Jusqu’à 7 ans de prison et 100.000 euros d’amende

"Tout ce qu’elle a écrit était du domaine public, cela a été évoqué à Belgrade et dans des journaux internationaux", a plaidé Me Karim Khan, son avocat. A la différence des autres cas d’outrages jugés par le TPI, "cette affaire ne porte pas sur la publication du nom d’un témoin, qui pourrait compromettre la vie de quelqu’un", a souligné l’avocat. Florence Hartmann "n’avait aucune intention d’entraver l’administration de la justice du tribunal", a poursuivi Me Khan, selon lequel l’ancienne porte-parole "ne mérite pas d’être prise pour cible simplement parce qu’elle a servi ce tribunal pendant six ans". L’accusée encourt jusqu’à sept ans de prison et 100.000 euros d’amende. Une quinzaine de personnes ont déjà été poursuivies par le TPI pour outrage à la Cour, pour la plupart des accusés ayant intimidé des témoins à leur procès. Quatre journalistes ont été condamnés à des amendes, dont un seul également à trois mois de prison, pour avoir révélé l’identité de témoins protégés.

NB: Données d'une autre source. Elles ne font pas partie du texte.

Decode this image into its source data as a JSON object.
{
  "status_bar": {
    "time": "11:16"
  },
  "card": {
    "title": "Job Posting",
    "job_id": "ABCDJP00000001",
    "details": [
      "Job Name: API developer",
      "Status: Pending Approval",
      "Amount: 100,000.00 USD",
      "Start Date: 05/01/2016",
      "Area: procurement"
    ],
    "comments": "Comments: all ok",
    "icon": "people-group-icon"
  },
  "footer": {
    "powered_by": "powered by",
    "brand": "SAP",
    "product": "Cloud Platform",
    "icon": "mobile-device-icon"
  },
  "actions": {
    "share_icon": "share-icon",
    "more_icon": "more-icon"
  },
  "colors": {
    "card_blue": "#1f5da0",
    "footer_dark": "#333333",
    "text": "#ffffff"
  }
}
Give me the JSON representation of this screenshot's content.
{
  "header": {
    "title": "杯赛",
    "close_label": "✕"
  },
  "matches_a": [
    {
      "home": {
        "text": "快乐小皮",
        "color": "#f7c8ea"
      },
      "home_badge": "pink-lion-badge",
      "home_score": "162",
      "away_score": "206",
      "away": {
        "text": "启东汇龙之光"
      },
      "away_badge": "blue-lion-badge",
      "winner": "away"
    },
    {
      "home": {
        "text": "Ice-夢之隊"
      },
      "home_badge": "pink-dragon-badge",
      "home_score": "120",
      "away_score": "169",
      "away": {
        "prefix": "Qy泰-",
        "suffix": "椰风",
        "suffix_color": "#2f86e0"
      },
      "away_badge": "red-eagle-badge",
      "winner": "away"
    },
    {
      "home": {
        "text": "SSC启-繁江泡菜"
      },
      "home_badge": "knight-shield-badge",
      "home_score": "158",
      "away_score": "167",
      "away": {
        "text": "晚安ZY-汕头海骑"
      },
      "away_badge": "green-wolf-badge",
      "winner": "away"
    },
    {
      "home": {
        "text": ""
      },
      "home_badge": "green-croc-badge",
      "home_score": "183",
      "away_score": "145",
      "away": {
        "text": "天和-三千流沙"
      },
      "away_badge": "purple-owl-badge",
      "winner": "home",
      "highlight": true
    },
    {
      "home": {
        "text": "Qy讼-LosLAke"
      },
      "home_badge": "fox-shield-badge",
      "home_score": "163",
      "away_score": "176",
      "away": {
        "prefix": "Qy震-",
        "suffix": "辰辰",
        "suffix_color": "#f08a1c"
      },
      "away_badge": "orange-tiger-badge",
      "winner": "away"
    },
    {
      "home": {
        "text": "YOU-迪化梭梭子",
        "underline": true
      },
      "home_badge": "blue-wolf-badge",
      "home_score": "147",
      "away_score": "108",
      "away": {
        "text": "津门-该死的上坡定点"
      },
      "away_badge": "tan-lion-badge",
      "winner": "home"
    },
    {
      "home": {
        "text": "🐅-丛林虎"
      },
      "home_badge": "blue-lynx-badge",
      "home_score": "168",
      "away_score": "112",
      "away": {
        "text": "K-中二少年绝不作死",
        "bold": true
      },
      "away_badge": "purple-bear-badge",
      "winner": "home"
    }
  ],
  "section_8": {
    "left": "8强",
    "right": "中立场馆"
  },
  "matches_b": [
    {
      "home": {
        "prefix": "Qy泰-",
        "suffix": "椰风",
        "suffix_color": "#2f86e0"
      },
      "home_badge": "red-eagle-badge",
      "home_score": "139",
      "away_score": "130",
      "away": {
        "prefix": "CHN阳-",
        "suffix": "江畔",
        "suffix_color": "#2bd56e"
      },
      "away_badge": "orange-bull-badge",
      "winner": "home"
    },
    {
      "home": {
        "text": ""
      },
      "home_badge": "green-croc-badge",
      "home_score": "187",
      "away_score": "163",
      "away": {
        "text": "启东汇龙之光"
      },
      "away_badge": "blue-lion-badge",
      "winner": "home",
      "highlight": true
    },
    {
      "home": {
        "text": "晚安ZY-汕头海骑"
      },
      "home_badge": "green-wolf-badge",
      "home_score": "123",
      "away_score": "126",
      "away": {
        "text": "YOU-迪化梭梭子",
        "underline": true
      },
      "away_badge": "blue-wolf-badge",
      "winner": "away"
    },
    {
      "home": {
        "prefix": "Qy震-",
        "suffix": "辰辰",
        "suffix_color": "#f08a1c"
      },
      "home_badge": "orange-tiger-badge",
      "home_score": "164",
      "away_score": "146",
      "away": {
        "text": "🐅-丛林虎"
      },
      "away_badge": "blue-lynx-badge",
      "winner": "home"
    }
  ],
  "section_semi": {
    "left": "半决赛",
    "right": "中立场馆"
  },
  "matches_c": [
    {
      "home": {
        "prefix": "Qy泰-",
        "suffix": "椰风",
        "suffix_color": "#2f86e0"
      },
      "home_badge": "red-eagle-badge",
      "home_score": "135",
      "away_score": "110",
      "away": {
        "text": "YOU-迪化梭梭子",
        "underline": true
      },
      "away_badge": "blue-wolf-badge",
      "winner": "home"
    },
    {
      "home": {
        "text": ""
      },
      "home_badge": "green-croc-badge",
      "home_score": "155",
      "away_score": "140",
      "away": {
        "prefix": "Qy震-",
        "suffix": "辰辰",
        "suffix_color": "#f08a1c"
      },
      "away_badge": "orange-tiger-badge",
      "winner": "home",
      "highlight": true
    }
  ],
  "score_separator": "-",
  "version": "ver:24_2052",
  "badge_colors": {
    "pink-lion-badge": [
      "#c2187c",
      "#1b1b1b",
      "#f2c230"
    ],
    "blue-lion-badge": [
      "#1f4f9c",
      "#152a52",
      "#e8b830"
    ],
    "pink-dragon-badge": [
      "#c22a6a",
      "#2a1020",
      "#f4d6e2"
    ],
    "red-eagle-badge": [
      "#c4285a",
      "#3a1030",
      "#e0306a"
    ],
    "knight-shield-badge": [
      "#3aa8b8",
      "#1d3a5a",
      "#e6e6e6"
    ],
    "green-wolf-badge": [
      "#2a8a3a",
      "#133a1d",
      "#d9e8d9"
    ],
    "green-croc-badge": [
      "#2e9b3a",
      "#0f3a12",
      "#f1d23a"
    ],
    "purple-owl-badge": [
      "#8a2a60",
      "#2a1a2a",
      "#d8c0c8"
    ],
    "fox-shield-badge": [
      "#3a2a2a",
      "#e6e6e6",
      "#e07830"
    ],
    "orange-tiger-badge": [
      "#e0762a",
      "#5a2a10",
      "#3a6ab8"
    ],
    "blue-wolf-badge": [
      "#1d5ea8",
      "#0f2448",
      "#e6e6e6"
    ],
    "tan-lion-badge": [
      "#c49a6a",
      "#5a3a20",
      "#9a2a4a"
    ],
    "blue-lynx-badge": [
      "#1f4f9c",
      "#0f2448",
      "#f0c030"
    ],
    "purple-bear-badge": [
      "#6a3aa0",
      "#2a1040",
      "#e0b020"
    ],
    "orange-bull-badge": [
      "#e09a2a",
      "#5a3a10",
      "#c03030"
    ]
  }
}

Une atteinte à la liberté d’expression

"Il est essentiel de ne pas étendre exagérément le champ (...) de la responsabilité pénale afin de ne pas entraver la liberté d’expression", avait plaidé à l’ouverture du procès Karim Khan. Devant le tribunal, une vingtaine de manifestants avaient alors déployé une banderole où l’on pouvait lire : "condamnez les criminels de guerre pas les journalistes". Ils ont également remis une pétition signée par 3.500 personnes appelant les juges à acquitter Florence Hartmann. Les détracteurs du procès évoquent une atteinte à la liberté d’expression tandis que ses partisans le juge essentiel pour montrer que le tribunal peut préserver la confidentialité des secrets d’Etat.

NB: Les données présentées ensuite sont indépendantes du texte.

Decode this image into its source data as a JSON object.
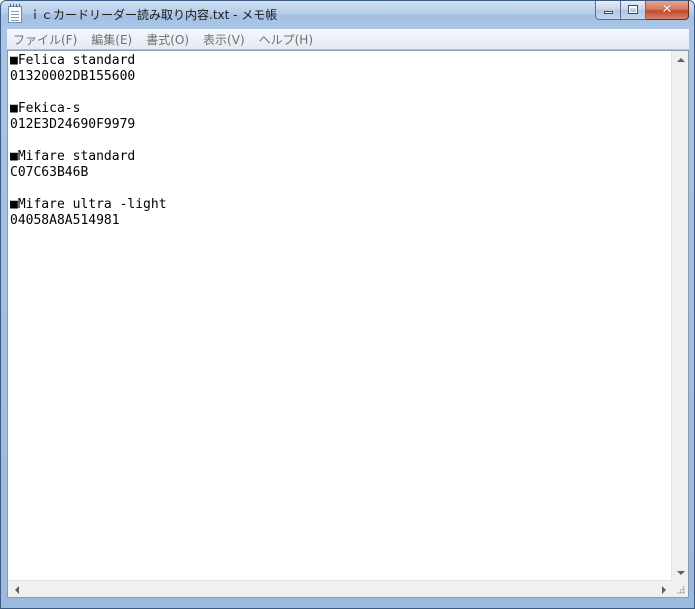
{
  "window": {
    "title": "ｉｃカードリーダー読み取り内容.txt - メモ帳",
    "icon": "notepad-icon"
  },
  "caption_buttons": {
    "minimize_icon": "minimize-icon",
    "maximize_icon": "maximize-icon",
    "close_icon": "close-icon",
    "close_glyph": "✕"
  },
  "menu": {
    "items": [
      {
        "label": "ファイル(F)"
      },
      {
        "label": "編集(E)"
      },
      {
        "label": "書式(O)"
      },
      {
        "label": "表示(V)"
      },
      {
        "label": "ヘルプ(H)"
      }
    ]
  },
  "document": {
    "lines": [
      "■Felica standard",
      "01320002DB155600",
      "",
      "■Fekica-s",
      "012E3D24690F9979",
      "",
      "■Mifare standard",
      "C07C63B46B",
      "",
      "■Mifare ultra -light",
      "04058A8A514981"
    ]
  },
  "colors": {
    "title_bar": "#a9c4e4",
    "close_button": "#c24a2c",
    "menu_text": "#6f6f6f",
    "editor_background": "#ffffff"
  }
}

Un procès "disproportionné"

Son avocat affirme que ce procès "est complètement disproportionné". "Une condamnation signifierait une violation des droits fondamentaux de Florence Hartmann et de sa liberté d’expression en tant que journaliste". "Ce n’est pas à un tribunal de décider quels sont les faits de l’histoire qu’il faut garder sous scellés. L’histoire ne lui appartient pas. C’est l’histoire des victimes, et [Florence] Hartmann a le droit de la leur communiquer", a-t-il ajouté. L’association d’aide aux victimes Mères pour la paix soutient Florence Hartmann et un comité de soutien, composé notamment de journalistes, d’avocats et de défenseurs des droits de l’Homme, fait circuler une pétition sur internet.